Klar ist: Es gibt nur zwei Varianten, die die Schweiz vor der Schande des gesperrten Rütlis bewahren:

· Die Extremisten bleiben daheim. Die Chance ist winzig: Die rechtsextreme Pnos hat ihren Marsch aufs Rütli schon angekündigt.

· Die Politiker kommen zur Vernunft und es gibt doch noch eine Rütli-Feier. Geld wäre ja da (siehe Hauptartikel). Bundespräsidentin Micheline Calmy-Rey ist auch weiter entschlossen, ihre Rede auf dem Rütli zu halten. Auch diese Chance ist klein – ausser es hilft Bruder Klaus. Sonst verkommt das Rütli zur Sperrzone.
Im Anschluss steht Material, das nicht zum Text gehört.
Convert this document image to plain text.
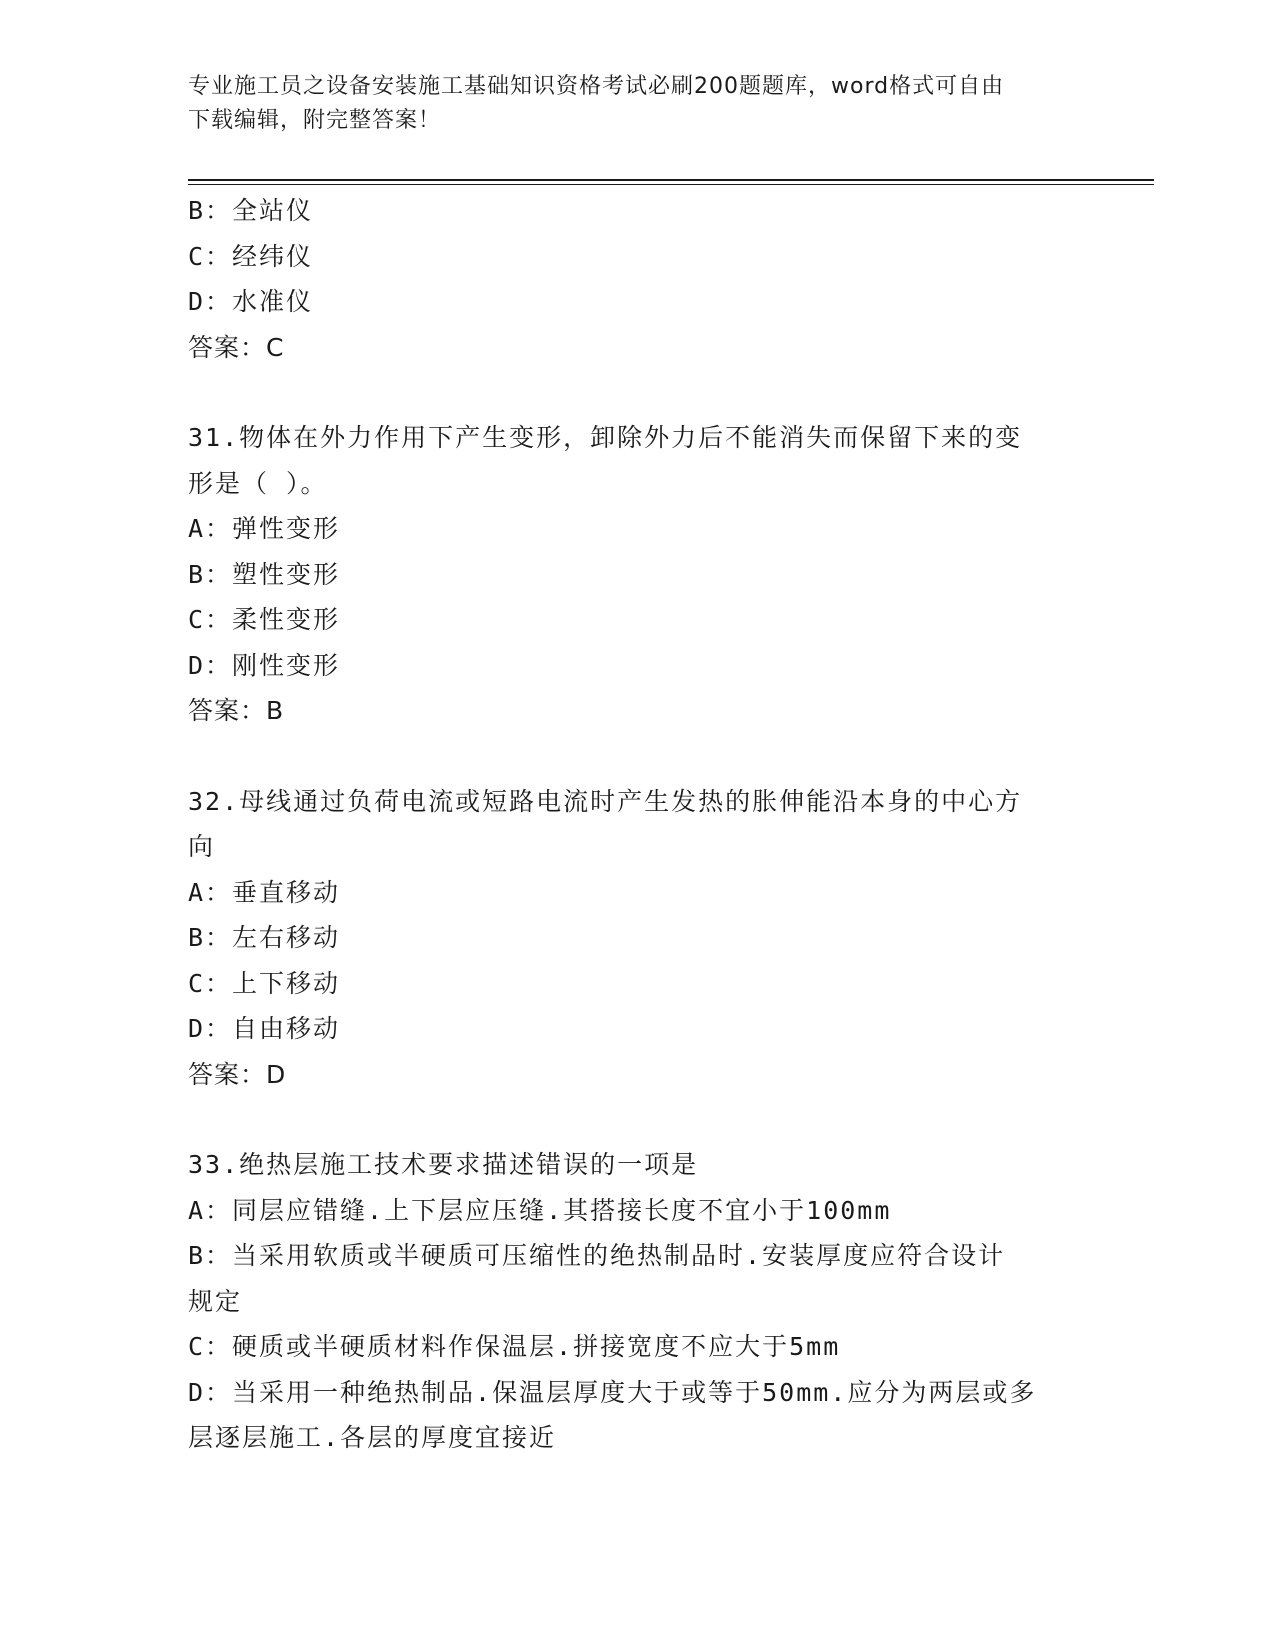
专业施工员之设备安装施工基础知识资格考试必刷200题题库，word格式可自由
下载编辑，附完整答案！
B：全站仪
C：经纬仪
D：水准仪
答案：C
31.物体在外力作用下产生变形，卸除外力后不能消失而保留下来的变
形是（ ）。
A：弹性变形
B：塑性变形
C：柔性变形
D：刚性变形
答案：B
32.母线通过负荷电流或短路电流时产生发热的胀伸能沿本身的中心方
向
A：垂直移动
B：左右移动
C：上下移动
D：自由移动
答案：D
33.绝热层施工技术要求描述错误的一项是
A：同层应错缝.上下层应压缝.其搭接长度不宜小于100mm
B：当采用软质或半硬质可压缩性的绝热制品时.安装厚度应符合设计
规定
C：硬质或半硬质材料作保温层.拼接宽度不应大于5mm
D：当采用一种绝热制品.保温层厚度大于或等于50mm.应分为两层或多
层逐层施工.各层的厚度宜接近
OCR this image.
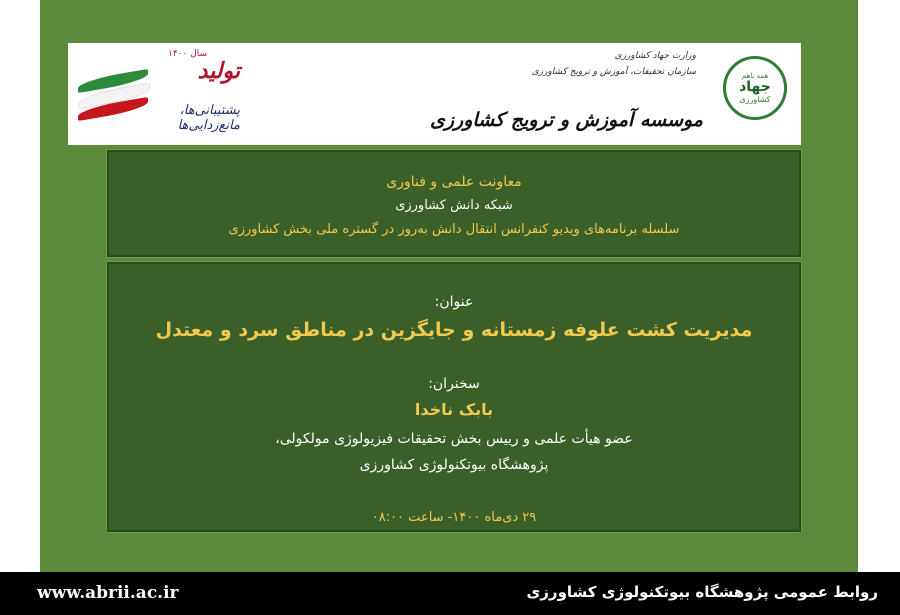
سال ۱۴۰۰
تولید
پشتیبانی‌ها، مانع‌زدایی‌ها
وزارت جهاد کشاورزی
سازمان تحقیقات، آموزش و ترویج کشاورزی
موسسه آموزش و ترویج کشاورزی
همه باهم
جهاد
کشاورزی
معاونت علمی و فناوری
شبکه دانش کشاورزی
سلسله برنامه‌های ویدیو کنفرانس انتقال دانش به‌روز در گستره ملی بخش کشاورزی
عنوان:
مدیریت کشت علوفه زمستانه و جایگزین در مناطق سرد و معتدل
سخنران:
بابک ناخدا
عضو هیأت علمی و رییس بخش تحقیقات فیزیولوژی مولکولی،
پژوهشگاه بیوتکنولوژی کشاورزی
۲۹ دی‌ماه ۱۴۰۰- ساعت ۰۸:۰۰
www.abrii.ac.ir	روابط عمومی پژوهشگاه بیوتکنولوژی کشاورزی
Simon Spengler

Ineichen kämpft weiter ums Rütli

LUZERN. «Die Schande vom Rütli dürfen wir nicht hinnehmen!» Otto Ineichen gibt nicht auf.

Weil der Bundesrat bockt, will Politiker und Unternehmer Otto Ineichen (FDP, 65) selbst mit einer Sammelaktion die Kosten fürs Rütli-Fest aufbringen. «Viele haben sich spontan gemeldet und Hilfe angeboten.» Bevor die Aktion weiter-gehe, müsse erst klar sein, ob sich doch noch ein Weg zum Rütli-Fest auftut.

Entsetzt ist Ineichen vom Auftritt von Bundesrat Christoph Blocher in der «Rundschau» am Mittwoch: Statt eine Lösung zu präsentieren, habe Blocher alle desavouiert – die Kantone, die Rütli-Kommission, private Sponsoren. «Ich habe diese Miesmacherei satt! Als ob nur er allein wüsste, was getan werden müsste», so Ineichen. Für ihn ist weiter klar: «Das Rütli darf nicht den rechten Glatzköpfen überlassen werden.»